3. Together with your implementation of separate implementation of addSearchText, I now have my afterSaveItem hooks in order, re-creating all my enriched search text inside omeka_search_texts.

… Still: You can see a lot of my stuff (everything I've mentioned above) at https://github.com/GerZah – which is:

– Enhanced Item Relations
https://github.com/GerZah/plugin-ItemRelations
— providing an item select screen instead of the the edit field for the numerical ID
— supporting for multiple user-defined vocabularies
— allowing to enter and later edit comments to each relationship that is created

– Enhanced Geo Locations
https://github.com/GerZah/plugin-Geolocation
— supporting map overlays, e.g. to have historical maps

– Item References
https://github.com/GerZah/plugin-ItemReferences
— supporting the definition 1st and 2nd level item references
— collecting referenced geo locations to display them in a map together (also 2nd level)
— … supports Enhanced GeoLocations and its map overlays
— … requires Enhanced Item Relations (as it is re-using the item select screen to create references)

– Reorder Element Texts
https://github.com/GerZah/plugin-ReorderTextElements
— to be able to re-sort multiple text fields of one element
— which is useful to re-order item references to create a specific reference order
— … supports Item References

… And there's more that might be useful for others:

– Conditional Elements
https://github.com/GerZah/plugin-ConditionalElements
— show or hide metadata fields based on selections on higher level metadata
— thus removing clutter from item types with lots and lots of fields that don't apply all the times
— … requires Simple Vocabulary, as conditions are based on dropdown list element values

– Reassign Files
https://github.com/GerZah/plugin-ReassignFiles
— move uploaded files from one item to another
— which can be extremely useful to move multiple files into one item after bulk-uploading using Dropbox

– Date Search / Range Search / Measurement Search
https://github.com/GerZah/plugin-DateSearch
https://github.com/GerZah/plugin-RangeSearch
https://github.com/GerZah/plugin-MeasurementSearch
— These three related plugins, especially the latter two are rather specific for our use case.
— However, most prominently using DateSearch as an example:
—— providing a date-picker to select dates and timespans to be placed inside metadata edit fields
—— supporting both Gregorian and Julian dates
—— enabling a date search (hence the name) that goes beyond full-text-search
—— Example: search for a timespan (like 1980-1990) and also find items with e.g. 1985
— Range Search supports value triples with units including conversion, plus search beyond FTS.
— Measurement Search supports WxHxD triples and can search beyond FTS.
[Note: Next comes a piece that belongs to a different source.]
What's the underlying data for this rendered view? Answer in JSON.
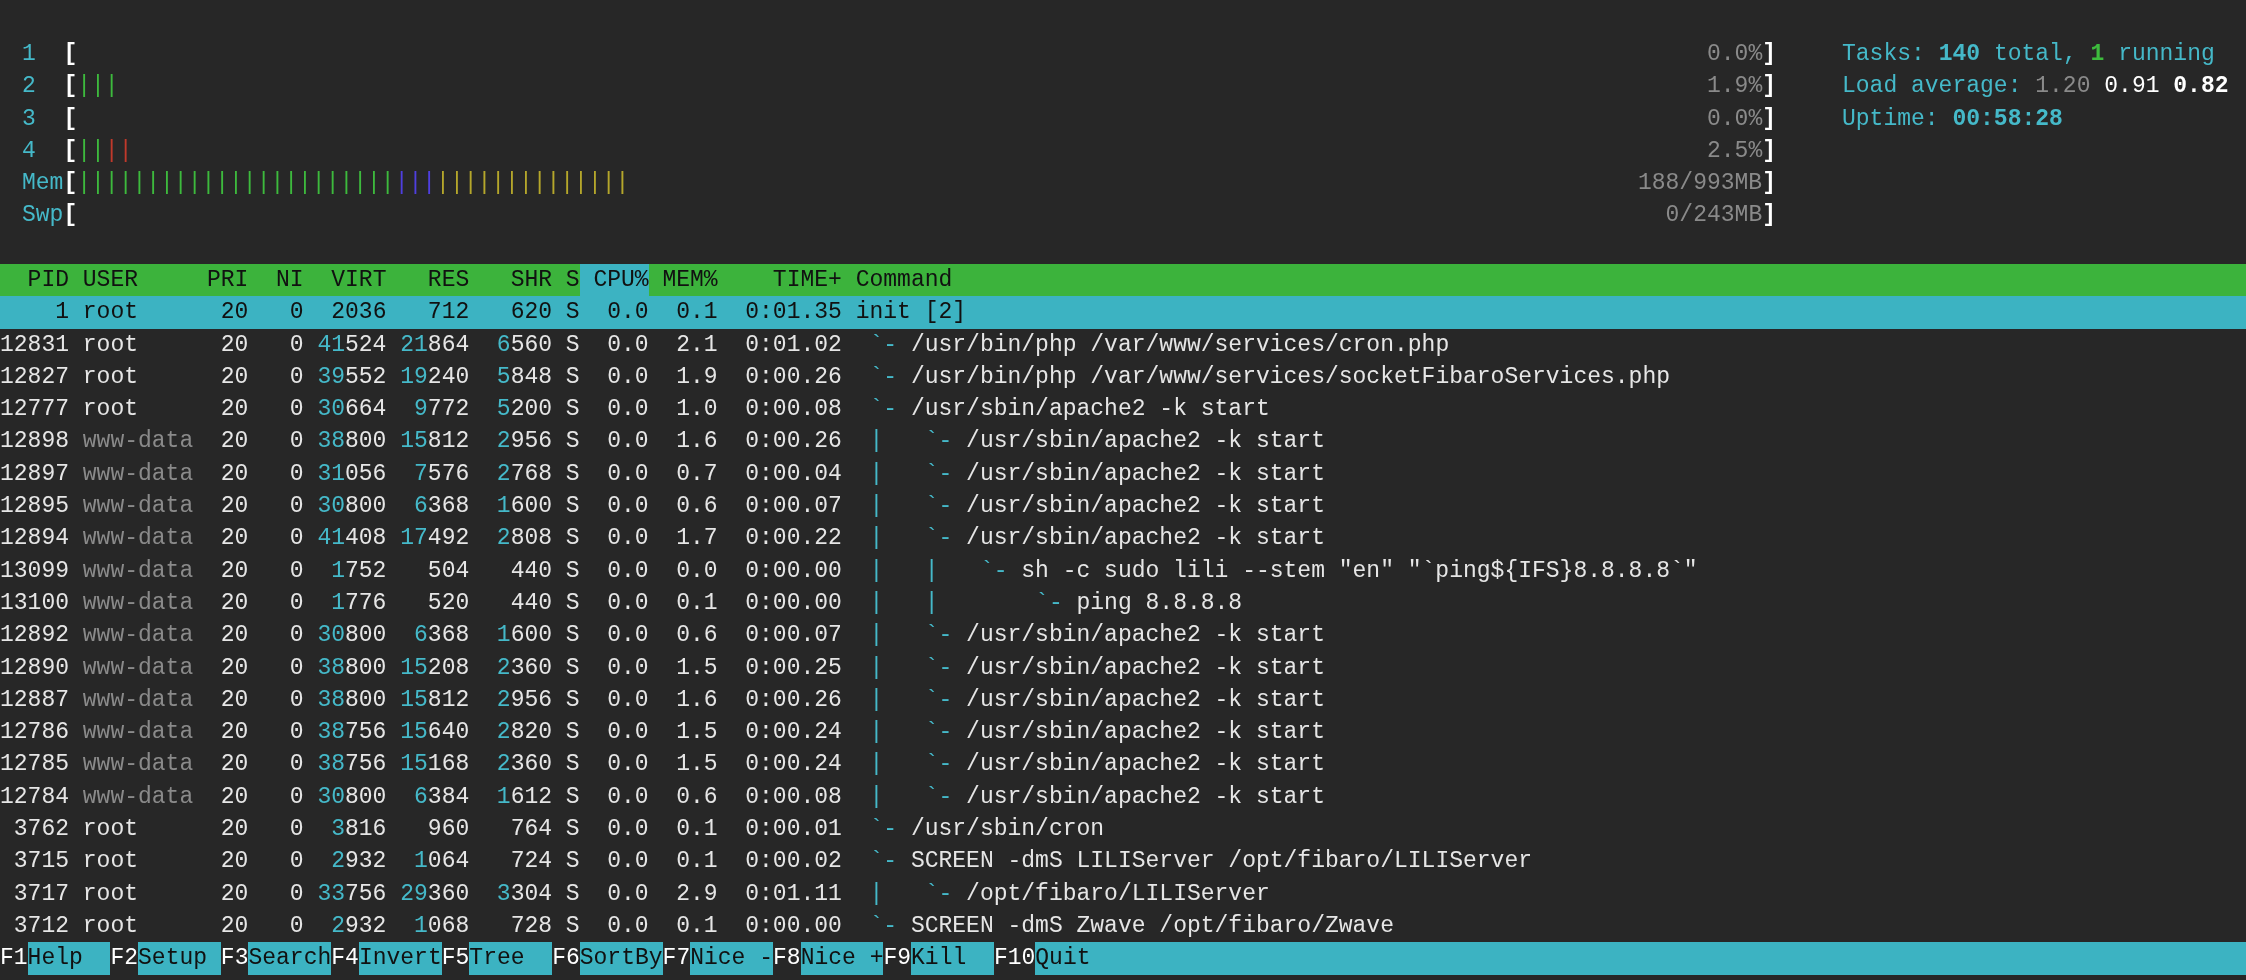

Wow! Lots of interesting stuff. We're actually just about to do some outreach work to learn more, and potentially share more, about the kind of work people are doing (post is scheduled for today). Would love to hear more.

I'd love to see a couple if our plugins on the official list. I think the more generic one like Conditional Elements, Item References, Reassign Files, and Reorder Text Elements could be really useful for a lot of people. ... Item Reference is hard to separate from our version of Item Relations, as it shares the item ID picker.

The enhanced versions of Item Relations and Geo Locations might also deliver improvements that the interested public might gain from, but propbably not in the form of forks. They derived from concrete requirements in our project, so did the more specific ones, *-Search. Still, I'm kind of proud on the data processing in them that has so much more fuctionality than plain full text search.